Many think, "well I'm not an angry person, so this could not apply to me". Not so. It is the anger we have repressed that is the factor here - and repression is an unconscious process. We do not know we are doing it. And we have all had disappointments, slights, wounds, failures, barriers that have made us angry. Much of our unconscious anger is justifiable. Anger is not, however, an "acceptable" emotion in Western society - thus the high level of repression among us.
Interestingly, the outward qualities most evident in Sarno's patients with back pain were perfectionism and what Sarno calls "goodism". So if you are known far and wide for being "nice" and "good", and if you are a perfectionist, Sarno's theories may apply to you. Just try his method, you will see.
Sarno's "prescription" is supremely simple.
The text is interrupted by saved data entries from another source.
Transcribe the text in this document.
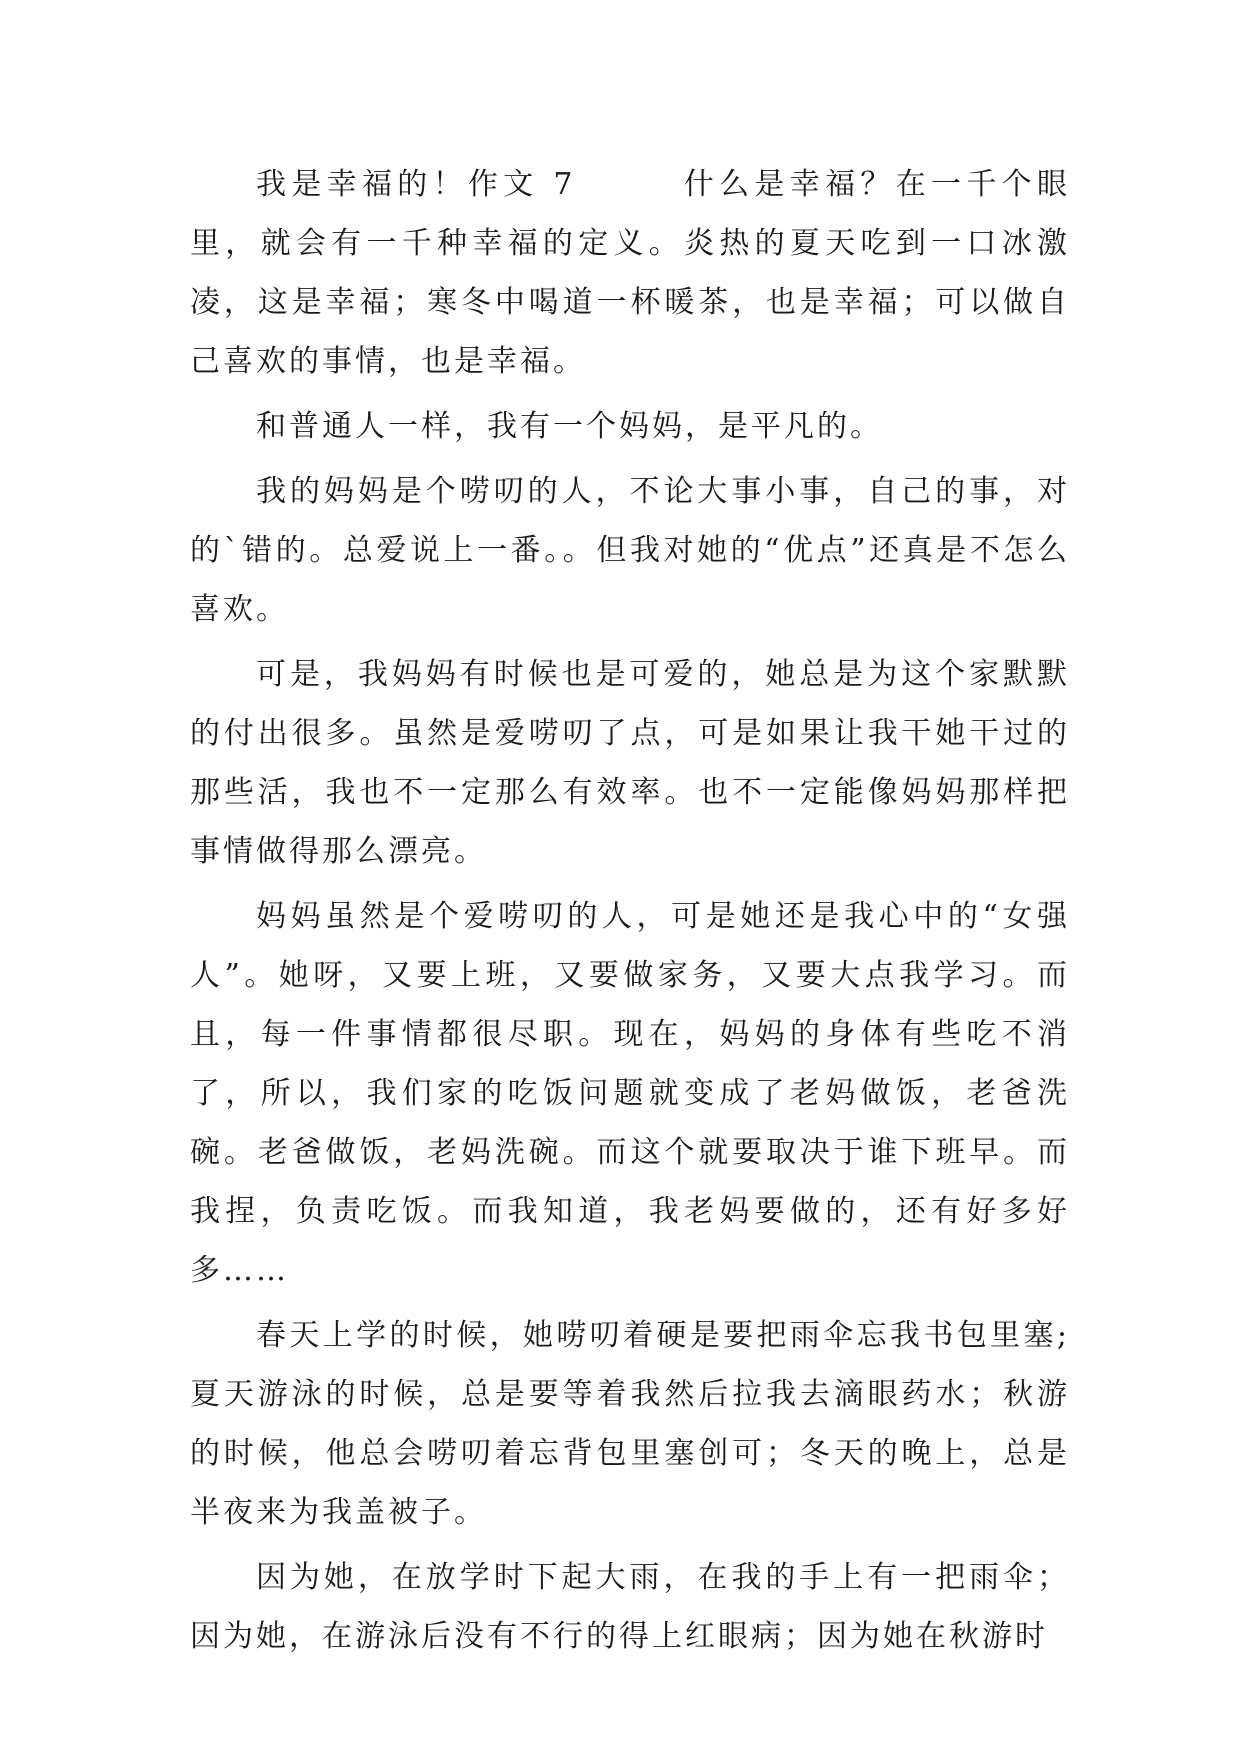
我是幸福的！作文 7　　　什么是幸福？在一千个眼里，就会有一千种幸福的定义。炎热的夏天吃到一口冰激凌，这是幸福；寒冬中喝道一杯暖茶，也是幸福；可以做自己喜欢的事情，也是幸福。

和普通人一样，我有一个妈妈，是平凡的。

我的妈妈是个唠叨的人，不论大事小事，自己的事，对的`错的。总爱说上一番。。但我对她的“优点”还真是不怎么喜欢。

可是，我妈妈有时候也是可爱的，她总是为这个家默默的付出很多。虽然是爱唠叨了点，可是如果让我干她干过的那些活，我也不一定那么有效率。也不一定能像妈妈那样把事情做得那么漂亮。

妈妈虽然是个爱唠叨的人，可是她还是我心中的“女强人”。她呀，又要上班，又要做家务，又要大点我学习。而且，每一件事情都很尽职。现在，妈妈的身体有些吃不消了，所以，我们家的吃饭问题就变成了老妈做饭，老爸洗碗。老爸做饭，老妈洗碗。而这个就要取决于谁下班早。而我捏，负责吃饭。而我知道，我老妈要做的，还有好多好多……

春天上学的时候，她唠叨着硬是要把雨伞忘我书包里塞;夏天游泳的时候，总是要等着我然后拉我去滴眼药水；秋游的时候，他总会唠叨着忘背包里塞创可；冬天的晚上，总是半夜来为我盖被子。

因为她，在放学时下起大雨，在我的手上有一把雨伞；因为她，在游泳后没有不行的得上红眼病；因为她在秋游时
He says all you have to do is become aware of the reasons for rage in your life (past and present reasons), and then talk to your unconscious mind letting it know that you know there is a well of rage threatening to bubble up and disrupt your life, and you know that it is causing physical pain to distract you from these unconscious emotions threatening to rise to consciousness. In a nutshell that's it. Once the bodymind knows you are aware of its strategy it stops using it.
So once Dr. Sarno has ensured that the patient has no physiological basis for the pain (which you should do with a physician as well before you try out his plan), he encourages them to come to a couple of his free group lectures so that they really grasp the theory and understand how to apply his self-talk prescription. Once that is done, in most cases the pain goes away. Of course, he says, if you don't believe the theory - the prescription doesn't work. The mind will not apply what you do not believe.
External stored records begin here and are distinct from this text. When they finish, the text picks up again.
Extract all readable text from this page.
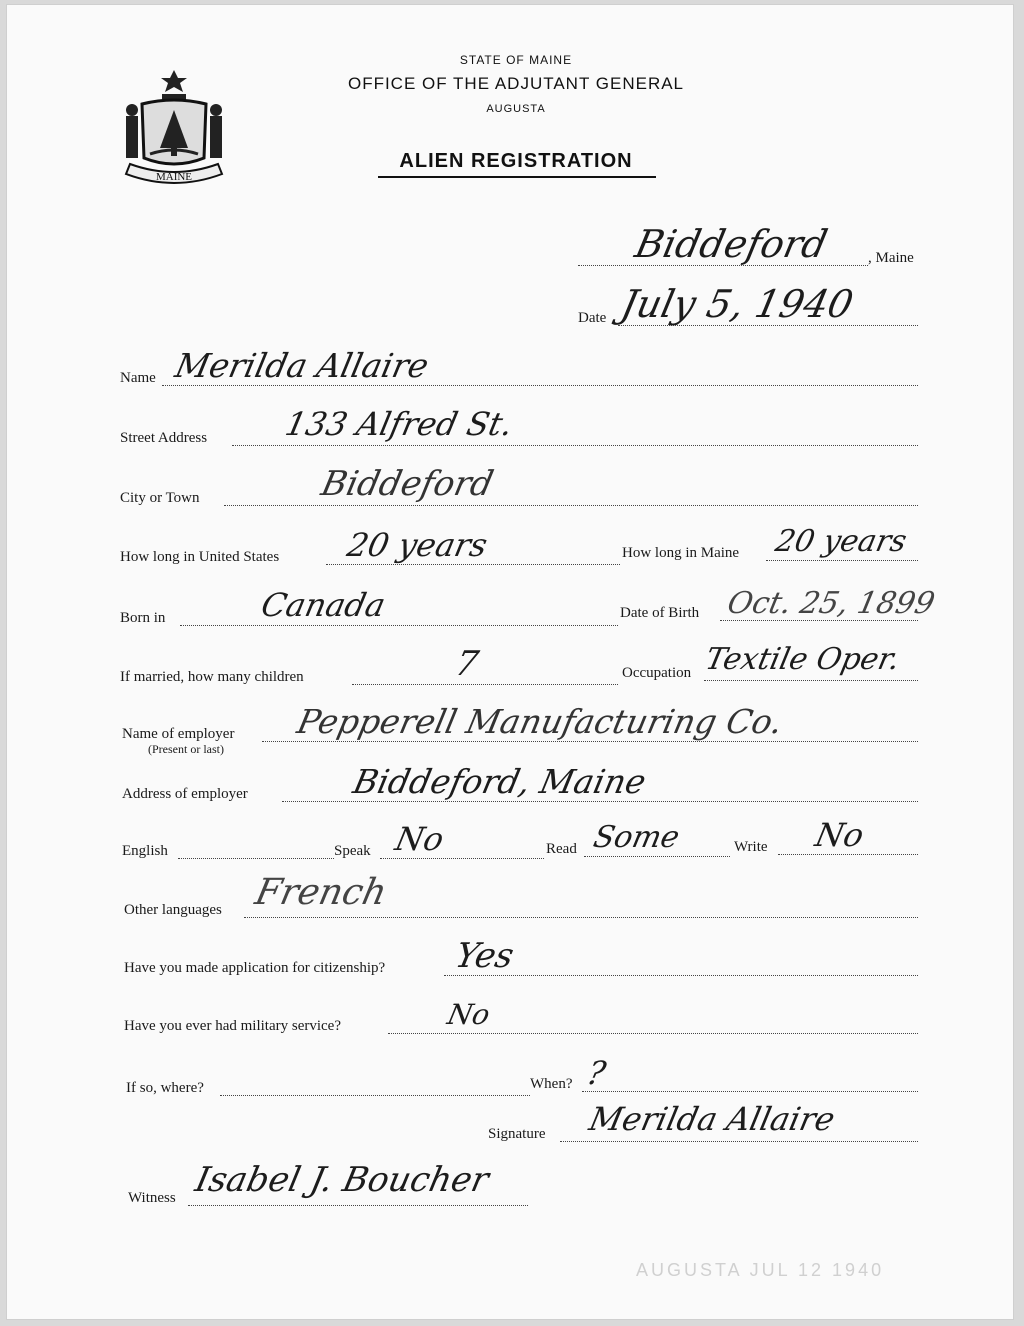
STATE OF MAINE
OFFICE OF THE ADJUTANT GENERAL
AUGUSTA
ALIEN REGISTRATION
MAINE
Biddeford , Maine
Date July 5, 1940
Name Merilda Allaire
Street Address 133 Alfred St.
City or Town	Biddeford
How long in United States 20 years	How long in Maine 20 years
Born in	Canada	Date of Birth Oct. 25, 1899
If married, how many children	7	Occupation Textile Oper.
Name of employer
(Present or last)
Pepperell Manufacturing Co.
Address of employer	Biddeford, Maine
English	Speak No	Read Some	Write No
Other languages French
Have you made application for citizenship? Yes
Have you ever had military service?	No
If so, where?	When? ?
Signature Merilda Allaire
Witness Isabel J. Boucher
AUGUSTA JUL 12 1940
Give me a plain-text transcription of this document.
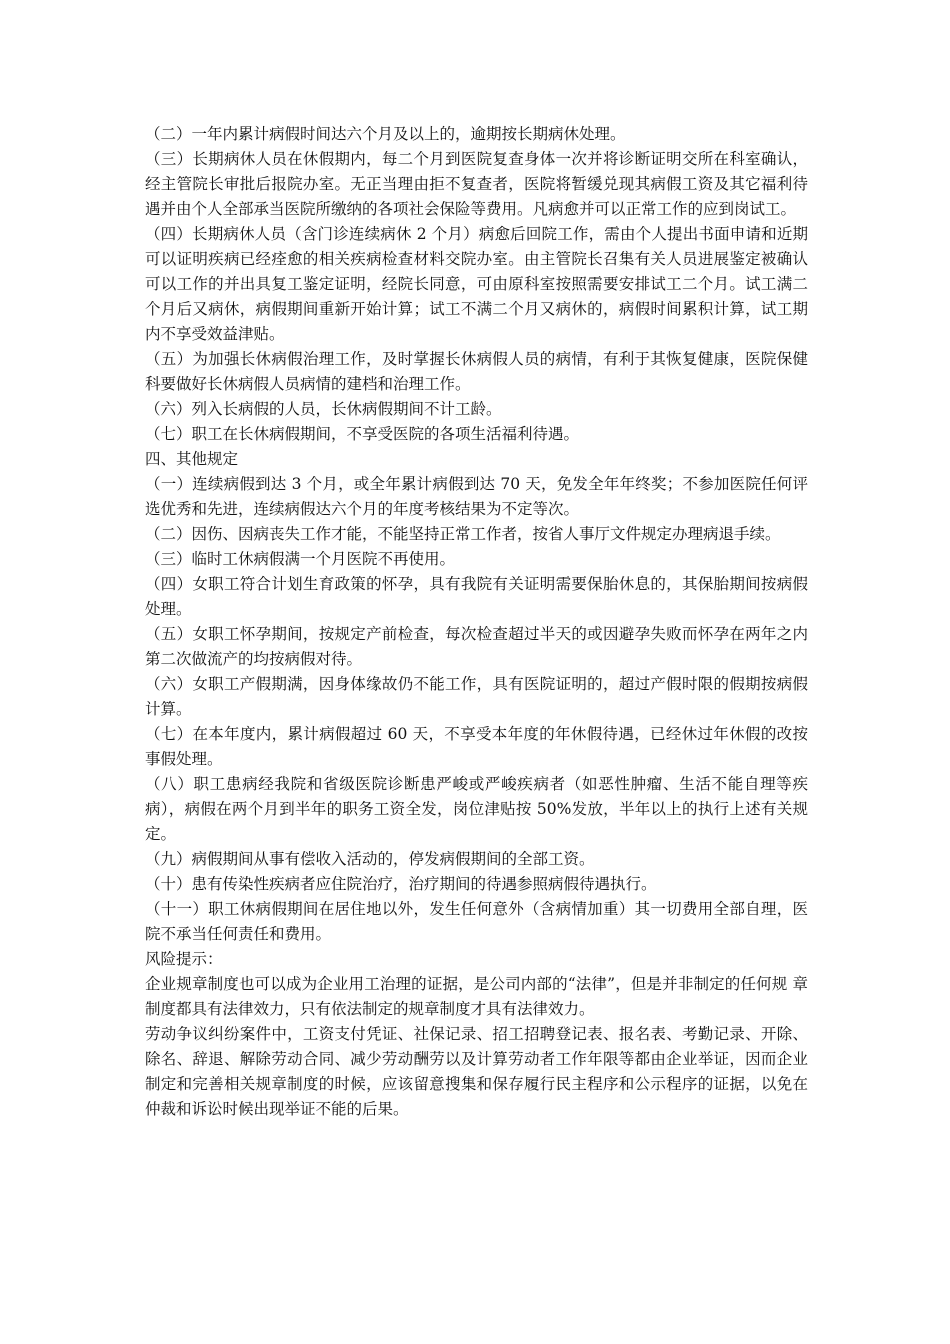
（二）一年内累计病假时间达六个月及以上的，逾期按长期病休处理。

（三）长期病休人员在休假期内，每二个月到医院复查身体一次并将诊断证明交所在科室确认，经主管院长审批后报院办室。无正当理由拒不复查者，医院将暂缓兑现其病假工资及其它福利待遇并由个人全部承当医院所缴纳的各项社会保险等费用。凡病愈并可以正常工作的应到岗试工。

（四）长期病休人员（含门诊连续病休 2 个月）病愈后回院工作，需由个人提出书面申请和近期可以证明疾病已经痊愈的相关疾病检查材料交院办室。由主管院长召集有关人员进展鉴定被确认可以工作的并出具复工鉴定证明，经院长同意，可由原科室按照需要安排试工二个月。试工满二个月后又病休，病假期间重新开始计算；试工不满二个月又病休的，病假时间累积计算，试工期内不享受效益津贴。

（五）为加强长休病假治理工作，及时掌握长休病假人员的病情，有利于其恢复健康，医院保健科要做好长休病假人员病情的建档和治理工作。

（六）列入长病假的人员，长休病假期间不计工龄。

（七）职工在长休病假期间，不享受医院的各项生活福利待遇。

四、其他规定

（一）连续病假到达 3 个月，或全年累计病假到达 70 天，免发全年年终奖；不参加医院任何评选优秀和先进，连续病假达六个月的年度考核结果为不定等次。

（二）因伤、因病丧失工作才能，不能坚持正常工作者，按省人事厅文件规定办理病退手续。

（三）临时工休病假满一个月医院不再使用。

（四）女职工符合计划生育政策的怀孕，具有我院有关证明需要保胎休息的，其保胎期间按病假处理。

（五）女职工怀孕期间，按规定产前检查，每次检查超过半天的或因避孕失败而怀孕在两年之内第二次做流产的均按病假对待。

（六）女职工产假期满，因身体缘故仍不能工作，具有医院证明的，超过产假时限的假期按病假计算。

（七）在本年度内，累计病假超过 60 天，不享受本年度的年休假待遇，已经休过年休假的改按事假处理。

（八）职工患病经我院和省级医院诊断患严峻或严峻疾病者（如恶性肿瘤、生活不能自理等疾病），病假在两个月到半年的职务工资全发，岗位津贴按 50%发放，半年以上的执行上述有关规定。

（九）病假期间从事有偿收入活动的，停发病假期间的全部工资。

（十）患有传染性疾病者应住院治疗，治疗期间的待遇参照病假待遇执行。

（十一）职工休病假期间在居住地以外，发生任何意外（含病情加重）其一切费用全部自理，医院不承当任何责任和费用。

风险提示：

企业规章制度也可以成为企业用工治理的证据，是公司内部的“法律”，但是并非制定的任何规 章制度都具有法律效力，只有依法制定的规章制度才具有法律效力。

劳动争议纠纷案件中，工资支付凭证、社保记录、招工招聘登记表、报名表、考勤记录、开除、除名、辞退、解除劳动合同、减少劳动酬劳以及计算劳动者工作年限等都由企业举证，因而企业制定和完善相关规章制度的时候，应该留意搜集和保存履行民主程序和公示程序的证据，以免在仲裁和诉讼时候出现举证不能的后果。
Working in the field of psychology I saw immediately that Sarno's grasp of the unconscious and of the ego defense of repression was sound. And I thought I had nothing to lose so why not try his "mindbody prescription". He suggests you write out all the past reasons you might have to feel rage. This is quite an interesting exercise in revisiting your past. By the way, you do not have to feel or emote the rage. All you do is recall the events that could have caused you to be angry and that you may have repressed part or all of that anger. No 1960s-ish cathartic pillow-hitting or anything like that is required in Sarno's technique.
The next part of the written exercise is to write down current things that could be sources of rage that you are also repressing, e.g. pressure at work, discontent in relationships, economic woes, etc. This is an illuminating exercise as well. Once you become aware of the very legitimate reasons you may have to be enraged - you then begin to talk to your unconscious, letting it know that you are aware, that you can handle any rage that comes up, that you are an adult and you have impulse control, and you are not going to do anything socially unacceptable with any rage that emerges. You tell it to stop trying to distract you from the rage by causing pain. You tell yourself this over and over.
You tell your mindbody not to divert the pain to some other area of your body to distract you either. You let it know that you know it is trying to protect you, but it's efforts are sabotaging your life and it must stop now. You have to be willing to do this sort of talking to yourself for a period of time. One little chat with yourself will not do it, in my opinion. Then again maybe you could be the lucky one. I have tried to share here, briefly, what Sarno has written several books to explain. If you are suffering from any kind of chronic pain issue, or even chronic unexplained illness why not find this book and read it. Not a big investment for the possibility of a lifetime of relief!